Simmons Joining Coaching Ranks

The former walk-on has quickly transitioned from player to coach at the college level.

CHAPEL HILL, N.C. – Jackson Simmons needed less than a month after graduating from UNC to land a spot on Mark Price’s staff at Charlotte.

Simmons, a former walk-on forward who played in 115 games as a Tar Heel, will serve as a graduate assistant on Price’s initial collegiate staff. His role will include film work and some on-court instruction, among other responsibilities.

“I know that coaching at the college level is what I want to do,” Simmons said. “My mom coached, my dad coached, my grandparents were coaches. It’s what I grew up around. I’ve always expected that transition from player to coach. That’s been the mold and model of what I wanted to pursue.”

UNC head coach Roy Williams and director of basketball operations Joe Holladay helped Simmons during the job-hunting process.

“The ball got rolling pretty quick and I heard back pretty quick, so luckily it was a fast and non-stressful process,” Simmons said.

While Simmons had long planned on transitioning into the coaching ranks after his playing days came to a close, it wasn’t until the start of his senior year that he turned general thoughts into a course of action. UNC assistant head coach C.B. McGrath, who played under Williams at Kansas, offered advice on the move from player to coach.

“The biggest thing [McGrath] told me was that you’ve got to be yourself,” Simmons said. “Don’t try to be somebody else. There will be a transition because I’m used to playing and that’s all I’ve ever known, and now I’m going to have to be able to have a relationship with players but also know when to turn it off and vice versa.”

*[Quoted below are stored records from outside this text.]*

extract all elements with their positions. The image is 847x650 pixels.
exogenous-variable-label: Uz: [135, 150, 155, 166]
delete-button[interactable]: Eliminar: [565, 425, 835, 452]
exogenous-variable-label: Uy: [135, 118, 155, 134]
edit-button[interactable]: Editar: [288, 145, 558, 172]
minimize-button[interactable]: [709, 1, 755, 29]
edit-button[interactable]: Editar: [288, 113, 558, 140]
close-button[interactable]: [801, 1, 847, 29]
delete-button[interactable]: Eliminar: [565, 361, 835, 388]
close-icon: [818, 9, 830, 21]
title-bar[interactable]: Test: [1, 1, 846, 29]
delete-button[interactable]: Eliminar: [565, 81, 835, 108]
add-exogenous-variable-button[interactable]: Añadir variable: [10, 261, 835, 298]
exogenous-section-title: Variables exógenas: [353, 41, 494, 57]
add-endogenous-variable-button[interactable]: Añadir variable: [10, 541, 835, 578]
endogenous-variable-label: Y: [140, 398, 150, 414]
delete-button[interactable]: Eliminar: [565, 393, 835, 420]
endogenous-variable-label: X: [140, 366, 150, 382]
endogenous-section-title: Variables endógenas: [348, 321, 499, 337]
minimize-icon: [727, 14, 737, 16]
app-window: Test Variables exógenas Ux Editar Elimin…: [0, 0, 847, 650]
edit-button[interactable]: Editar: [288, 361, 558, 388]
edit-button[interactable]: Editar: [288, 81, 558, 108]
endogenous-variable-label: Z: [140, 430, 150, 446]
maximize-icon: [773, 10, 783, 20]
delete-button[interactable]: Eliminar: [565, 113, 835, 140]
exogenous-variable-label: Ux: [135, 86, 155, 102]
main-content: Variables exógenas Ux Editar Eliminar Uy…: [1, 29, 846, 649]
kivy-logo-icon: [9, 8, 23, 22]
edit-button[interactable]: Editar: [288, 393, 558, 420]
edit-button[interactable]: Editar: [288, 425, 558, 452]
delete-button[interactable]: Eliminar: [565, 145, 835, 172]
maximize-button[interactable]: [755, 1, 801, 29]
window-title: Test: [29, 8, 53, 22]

Simmons expects his playing experience to serve as a foundation to his entrance into the coaching realm. He highlighted his understanding of the external circumstances beyond the court and the X’s and O’s, such as balancing the workload between class, family and basketball.

Playing under a Hall of Fame coach has its educational value as well.

“He is the most intense and competitive person that I’ve been around,” Simmons said of Williams. “He’s shown that you have to create an environment in which there is competition and where people care. It’s almost a business approach. There are different roles within a company and if each person does his job the best that he can, that’s how you have success.”

Simmons, who will likely pursue a liberal arts master’s degree, will start his coaching career right in between his hometown of Webster, N.C. and Chapel Hill.

“I’m pretty close to both homes,” Simmons said. “It’s a good middle ground. I grew up playing a lot of basketball in Charlotte in AAU and then going there for team camp. It’s a great city. I’m blessed that I’m close to two places that I really do love. I got lucky in that regard.”